Lowveld Surroundings

Natural Wells

Because of the way in which the Transvaal sequence has been lifted up, The dolomite layer lies to the west of the Quartzites, behind the higher crests of the escarpment. Rain water forms weak carbonic acid when it percolates through dolomite, eating out hollows like the Echo Caves and the Sudwala Caves.

©Roger de la Harpe
View of Blyde River Canyon into the Lowveld

The Black Reef was laid down initially as beach-type deposits and was later metamorphosed by the tremendous heat of the same volcanic extrusions that thrust it upwards. The intermittent layers of dolomite are derived from the carbonate remains of tiny marine creatures that settled on the floor of a primeval sea once the period of sand deposition had ceased. 

The Blyde River begins its life near Sabie and flows northwards past Pilgrim's Rest, under an arched stone bridge and onwards to the gorge and famous potholes at Bourke's Luck which have been bored into the dolomitic bedrock by the river's scouring action. The potholes are named after a prospector who correctly surmised that these natural wells would be ideal traps for heavy gold particles, washed out from surrounding gold-bearing veins.

View Sites

The village of Pilgrim's Rest arose during the gold rush there in the 1870s, but after World War Il the mines petered out and the historic village drifted into a prolonged sleep. Its brightly painted corrugated iron houses and shops, and the pretty gardens along the gurgling Blyde (happy) River now constitute a fully restored national monument.

The Royal Hotel, however, never closed its doors; to satisfy thirsty miners a bar was brought up by ox wagon from Lourenco Marques (now Maputo), where it had begun its service to mankind as a church. 
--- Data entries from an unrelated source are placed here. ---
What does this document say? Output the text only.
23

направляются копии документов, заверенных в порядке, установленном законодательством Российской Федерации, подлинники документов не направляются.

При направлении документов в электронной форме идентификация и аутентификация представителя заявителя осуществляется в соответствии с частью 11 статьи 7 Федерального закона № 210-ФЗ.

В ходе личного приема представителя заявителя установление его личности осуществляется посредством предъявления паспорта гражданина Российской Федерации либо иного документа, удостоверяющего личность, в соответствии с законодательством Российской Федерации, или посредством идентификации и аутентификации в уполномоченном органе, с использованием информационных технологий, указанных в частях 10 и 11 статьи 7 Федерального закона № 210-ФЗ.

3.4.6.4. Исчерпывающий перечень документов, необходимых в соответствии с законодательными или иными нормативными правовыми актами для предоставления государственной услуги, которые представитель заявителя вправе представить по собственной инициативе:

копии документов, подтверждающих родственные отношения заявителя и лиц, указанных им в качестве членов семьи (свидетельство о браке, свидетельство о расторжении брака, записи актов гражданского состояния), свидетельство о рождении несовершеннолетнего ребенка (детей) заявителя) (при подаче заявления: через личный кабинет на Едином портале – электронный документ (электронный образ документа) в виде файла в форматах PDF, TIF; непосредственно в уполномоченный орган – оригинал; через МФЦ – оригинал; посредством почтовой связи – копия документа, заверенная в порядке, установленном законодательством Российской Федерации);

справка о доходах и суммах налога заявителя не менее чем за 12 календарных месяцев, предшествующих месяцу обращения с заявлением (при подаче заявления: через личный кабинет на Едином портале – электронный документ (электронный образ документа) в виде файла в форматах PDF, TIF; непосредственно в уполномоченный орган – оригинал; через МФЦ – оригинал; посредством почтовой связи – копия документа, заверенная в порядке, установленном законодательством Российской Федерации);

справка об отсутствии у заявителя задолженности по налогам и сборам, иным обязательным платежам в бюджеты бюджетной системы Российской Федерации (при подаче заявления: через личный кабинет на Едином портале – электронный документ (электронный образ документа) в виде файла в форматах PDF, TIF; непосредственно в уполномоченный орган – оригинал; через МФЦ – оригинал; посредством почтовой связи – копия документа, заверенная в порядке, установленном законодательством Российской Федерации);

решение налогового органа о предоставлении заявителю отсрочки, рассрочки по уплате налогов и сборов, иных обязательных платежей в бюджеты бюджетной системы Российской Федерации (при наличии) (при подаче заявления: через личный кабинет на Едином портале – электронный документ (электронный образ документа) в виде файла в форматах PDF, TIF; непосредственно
At God's Window one looks out over the sheer precipices and across the hazy, pale Mpumalanga Lowveld bush a kilometre below - when the view is not obscured by the clouds that so often cling, shroud-like, to the soaring cliffs. Beginning at this viewsite, the Blyderivierspoort Hiking Trail wanders off down the valley of the Treur River among the wooded hills, branching off upside valleys past high waterfalls and otter-inhabited backwaters, to meet the Blyde River at Bourke's Luck. From here the trail hugs the rim of southern Africa's second deepest canyon, until one descends between the mighty walls of Swadeni.

©Roger de la Harpe
God's Window in Mpumalanga

The Quintessential Spirit

The 800-metre-high turrets of Mariepskop and the Three Rondavels loom over the entrance to the Blyde River Canyon, guarding one of the few passages through the fortress of the escarpment. The Transvaal Sequence rests on a granite floor two billion years old which paves most of the Lowveld and forms the boulder koppies in the southern section of the Kruger National Park. The park preserves the quintessential spirit of old Africa, having been brought about by the word, the deed and the law of three far-sighted and determined men. 

The Lowveld was the uncharted hunting ground of The South African Republic. Even then President Paul Kruger realized that in order for his grandchildren to see lion or kudu in the wilds, something decisive would have to be done to preserve this fast-vanishing heritage. In 1898 he proclaimed a 'Gouvernement Wildtuin' here, later known as the Sabie Game Reserve.

In 1902 Major Stevenson-Hamilton was appointed as the reserve's first guardian. He devoted the next forty-four years of his life to its protection and in the process became a living legend. Intervening wars and the dissent of local farmers and hunters did little to further conservation efforts in the Lowveld. In 1926, however, the Minister of Lands, Piet Grobler (one of Kruger's grandsons), pushed the National Parks Act through Parliament, proclaiming the Kruger National Park as its first ward.